3. A third area is the general observation set-up. For nematodes, the domain of expertise of the biologist member of the GENISYS team, this includes the number of specimens and their quality (for nematodes: freshly killed, well fixed, or distorted specimens), and the type and quality of the optics. Other biological domains may have slightly different observation set-ups.

4. The last area is the character itself, including three aspects:

Computation of the endorsement score

To evaluate the endorsement factor of a character state or value entered by the user, the system must have access to the values attached to all the factors of endorsement listed above. Some are taken from the metadata permanently attached to each character in the schema (conspicuity, ambiguity, variability). Others come from the user data sheet, a permanent description of the user's areas of expertise and the general observation set-up he normally uses (with the possibility of changing the default values). The number and quality of specimens is entered once at the beginning of each identification session. Finally, the only value that needs to be given during the identification itself is the PIF value attached to each character entered.

The computation of the endorsement factor of a character state or value can use an algorithmic approach or a fuzzy rule-based approach (Diederich & Fortuner, 1996).

The formula selected for the algorithmic approach uses the factors described above, except for expertise and Pif, to compute what we call a computed Pif, or c.Pif for short, using an arithmetic combination of the factors after assigning numerical values (0.0 - 1.0) to each entry under the factor. The endorsement can then computed as a weighted average of the Pif and the c.Pif , with the weights determined by the level of expertise, to give the formula

Endorsement = Expertise*Pif + ( 1 - Expertise)* c.Pif. (1)

Thus the higher the level of Expertise, the more the endorsement relies on the Pif, while the lower the level of expertise, the more it relies on the c.Pif.

In the fuzzy rule-base approach, the same three factors (expertise, pif and c.pif) were used to formulate 15 basic rules. The first three rules essentially state "Trust the expert", while the next three rules state "Trust the c.pif." The remaining nine rules cover the intermediate cases. Additional rules can be added to the basic rules to fine tune the system.

Use of endorsement

An endorsement score attached to each character state or value entered by the user may be used in various ways.

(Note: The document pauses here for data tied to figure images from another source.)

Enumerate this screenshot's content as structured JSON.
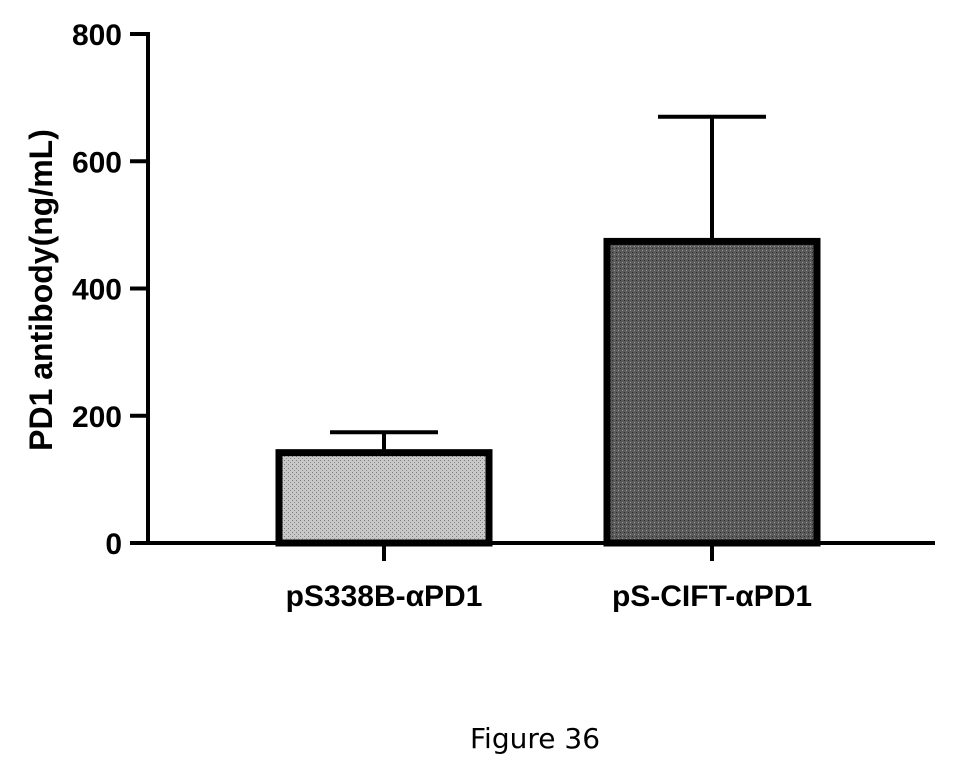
{
  "chart_data": {
    "type": "bar",
    "categories": [
      "pS338B-αPD1",
      "pS-CIFT-αPD1"
    ],
    "values": [
      142,
      474
    ],
    "error_upper": [
      174,
      670
    ],
    "ylabel": "PD1 antibody(ng/mL)",
    "xlabel": "",
    "ylim": [
      0,
      800
    ],
    "yticks": [
      0,
      200,
      400,
      600,
      800
    ],
    "bar_colors": [
      "#bdbdbd",
      "#555555"
    ],
    "grid": false
  },
  "caption": "Figure 36"
}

For example, any method or tool that proceeds by elimination should use only the most reliable data, i.e., data with high endorsement scores. Elimination should stop when all reliable characters have been used and no taxon should be rejected only because of a mismatch on a non-reliable character (one with a low endorsement score).

Similarity coefficients often include weights attached to each characters. Setting the weights equal to the endorsement scores of the successive characters would give a lower weight to the less reliable characters, those for which an error is most likely to occur. This would enhance the natural graceful degradation of these kinds of approaches. In the example above, if an error is made on one difficult character with weight = 0.1 whereas the 19 other characters are easy characters each with weight = 1, the result will be 99.5% correct in spite of the error made.

__________________
Diederich, J., Fortuner, R. 1996. Endorsement of observations in identification. Proceedings Fifth IEEE International Conference on Fuzzy Systems, Sept. 8-11, 1996, New Orleans, Louisiana, USA, 175-179.